Stephen King has always been less about ghosts and monsters, and more about the ghosts and monsters in man. “The Shining” and “It” were so much less about the supernatural, as they were the darkness that is already there in humanity that helps breed evil and allow it to thrive. The stay at the Stanley hotel, the experience that inspired “The Shining” also helped King garner a keen insight in to the human condition. “1408” is something of an extension of “The Shining” where a man is already doing battle on the inside and comes face to face with a presence that is only a mere extension of himself. That’s scarier than anything that anyone can conjure up.
John Cusack is an unlikely actor to be cast in a role that requires our protagonist to be something of a flawed self obsessed individual, but he handles his role beautifully. His performance is so measured and subtle that he easily carries a movie that is debatably a single setting and single character horror film. Cusack plays Mike Enslin an author who has garnered worldwide acclaim for his controversial books that have spent a long time debunking a lot of famous “haunted” attractions and tourist destinations. Despite the warnings from just about everyone, Mike decides to take on the ultimate debunking challenge by staying at the Dolphin Hotel. Smack dab in the middle of the city, its room 1408 is notorious for being the center of very gruesome, violent, and unusual events.
Despite the hotel manager urging him to simply walk away and go elsewhere, Mike insists on taking on the room and experiencing it. Director Mikael Håfström isn’t devoted to throwing jump scares and shocks at the audience so much as he builds on the experience. Much of what occurs in room 1408 is restrained for moments on end, and before long Mike’s experience goes from mundane to absolutely horrifying. What’s more is that the room is successfully a character and villain all on its own. First it derives pleasure in making Mike conjure up questions of his own sanity, and then strengthens his resolve by putting him through a rather turbulent trip that allows the room to become its own world, and even its own plain of reality.
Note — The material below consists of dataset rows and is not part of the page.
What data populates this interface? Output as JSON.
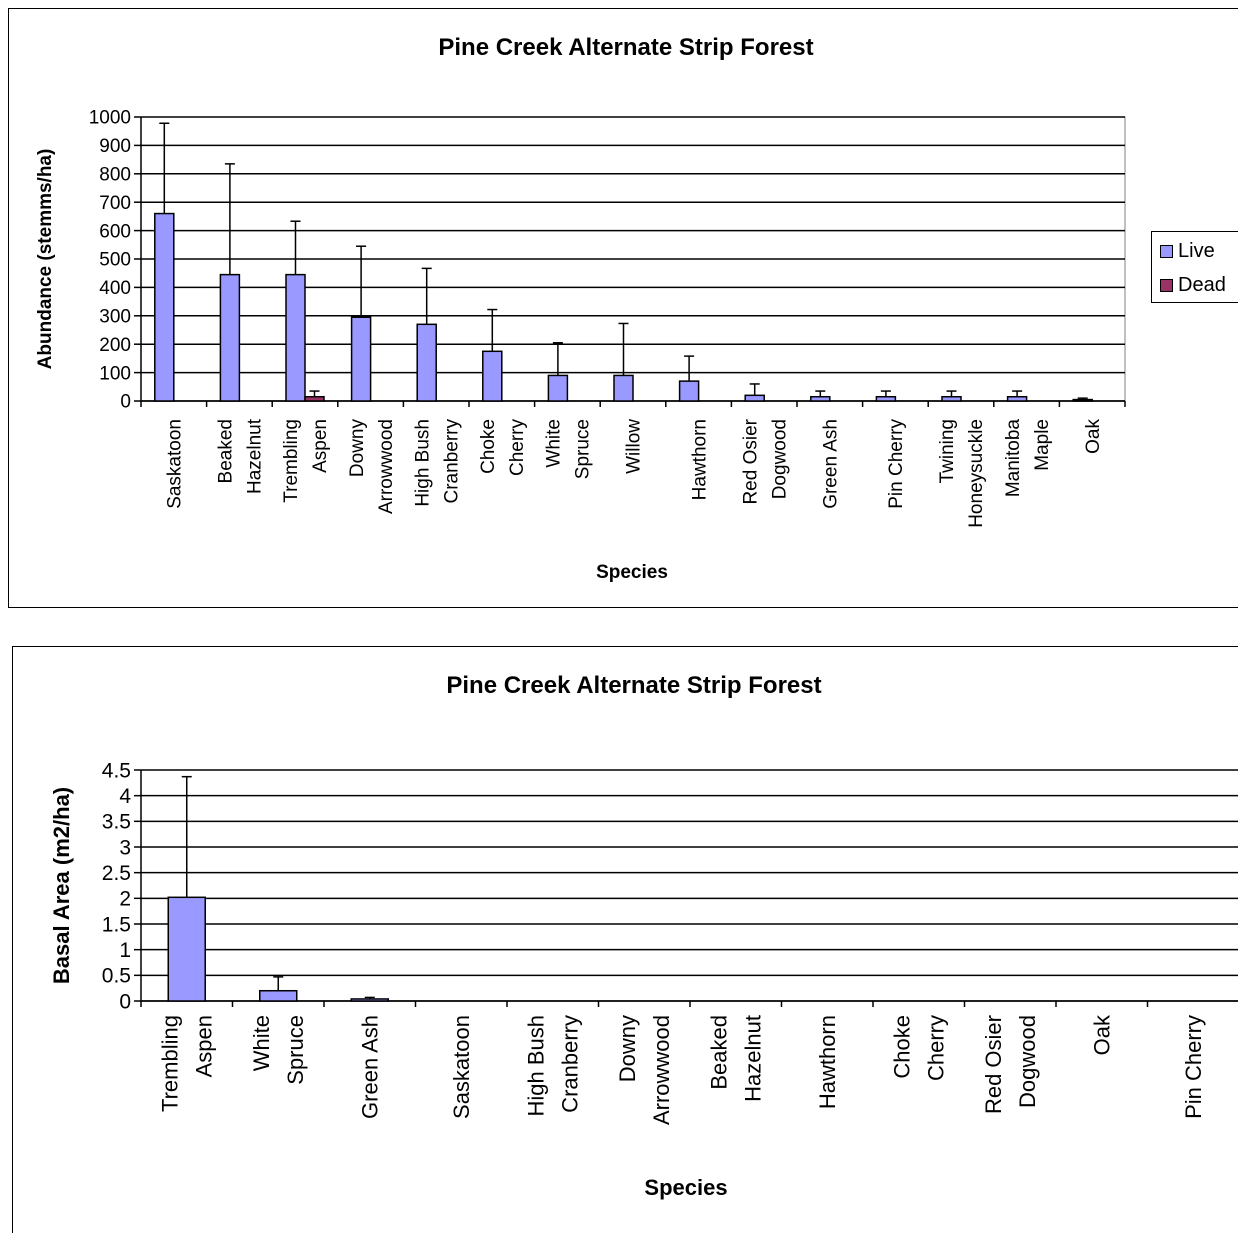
{
  "chart_data": [
    {
      "type": "bar",
      "title": "Pine Creek Alternate Strip Forest",
      "xlabel": "Species",
      "ylabel": "Abundance (stemms/ha)",
      "ylim": [
        0,
        1000
      ],
      "yticks": [
        0,
        100,
        200,
        300,
        400,
        500,
        600,
        700,
        800,
        900,
        1000
      ],
      "grid": true,
      "legend_position": "right",
      "categories": [
        [
          "Saskatoon"
        ],
        [
          "Beaked",
          "Hazelnut"
        ],
        [
          "Trembling",
          "Aspen"
        ],
        [
          "Downy",
          "Arrowwood"
        ],
        [
          "High Bush",
          "Cranberry"
        ],
        [
          "Choke",
          "Cherry"
        ],
        [
          "White",
          "Spruce"
        ],
        [
          "Willow"
        ],
        [
          "Hawthorn"
        ],
        [
          "Red Osier",
          "Dogwood"
        ],
        [
          "Green Ash"
        ],
        [
          "Pin Cherry"
        ],
        [
          "Twining",
          "Honeysuckle"
        ],
        [
          "Manitoba",
          "Maple"
        ],
        [
          "Oak"
        ]
      ],
      "series": [
        {
          "name": "Live",
          "color": "#9999ff",
          "values": [
            660,
            445,
            445,
            295,
            270,
            175,
            90,
            90,
            70,
            20,
            15,
            15,
            15,
            15,
            5
          ],
          "error_upper": [
            978,
            835,
            633,
            545,
            467,
            322,
            205,
            273,
            158,
            60,
            35,
            35,
            35,
            35,
            10
          ]
        },
        {
          "name": "Dead",
          "color": "#993366",
          "values": [
            0,
            0,
            15,
            0,
            0,
            0,
            0,
            0,
            0,
            0,
            0,
            0,
            0,
            0,
            0
          ],
          "error_upper": [
            0,
            0,
            35,
            0,
            0,
            0,
            0,
            0,
            0,
            0,
            0,
            0,
            0,
            0,
            0
          ]
        }
      ]
    },
    {
      "type": "bar",
      "title": "Pine Creek Alternate Strip Forest",
      "xlabel": "Species",
      "ylabel": "Basal Area (m2/ha)",
      "ylim": [
        0,
        4.5
      ],
      "yticks": [
        "0",
        "0.5",
        "1",
        "1.5",
        "2",
        "2.5",
        "3",
        "3.5",
        "4",
        "4.5"
      ],
      "grid": true,
      "categories": [
        [
          "Trembling",
          "Aspen"
        ],
        [
          "White",
          "Spruce"
        ],
        [
          "Green Ash"
        ],
        [
          "Saskatoon"
        ],
        [
          "High Bush",
          "Cranberry"
        ],
        [
          "Downy",
          "Arrowwood"
        ],
        [
          "Beaked",
          "Hazelnut"
        ],
        [
          "Hawthorn"
        ],
        [
          "Choke",
          "Cherry"
        ],
        [
          "Red Osier",
          "Dogwood"
        ],
        [
          "Oak"
        ],
        [
          "Pin Cherry"
        ]
      ],
      "series": [
        {
          "color": "#9999ff",
          "values": [
            2.02,
            0.2,
            0.04,
            0,
            0,
            0,
            0,
            0,
            0,
            0,
            0,
            0
          ],
          "error_upper": [
            4.37,
            0.47,
            0.07,
            0,
            0,
            0,
            0,
            0,
            0,
            0,
            0,
            0
          ]
        }
      ]
    }
  ]
}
Director Håfström has a good time frightening the audience, but also is never hesitant to inject a strong sense of strange and surrealism. The latter injects some memorable moments in the unfolding of events, including a walk on a ledge, and a moment with a painting of a boat. “1408” is not just creepy and unnerving, but it’s complex and entertains as a sharp and well paced horror film with heavy overtones of grief, anguish, and horrors of the real world that we sometimes unfortunately can never conquer.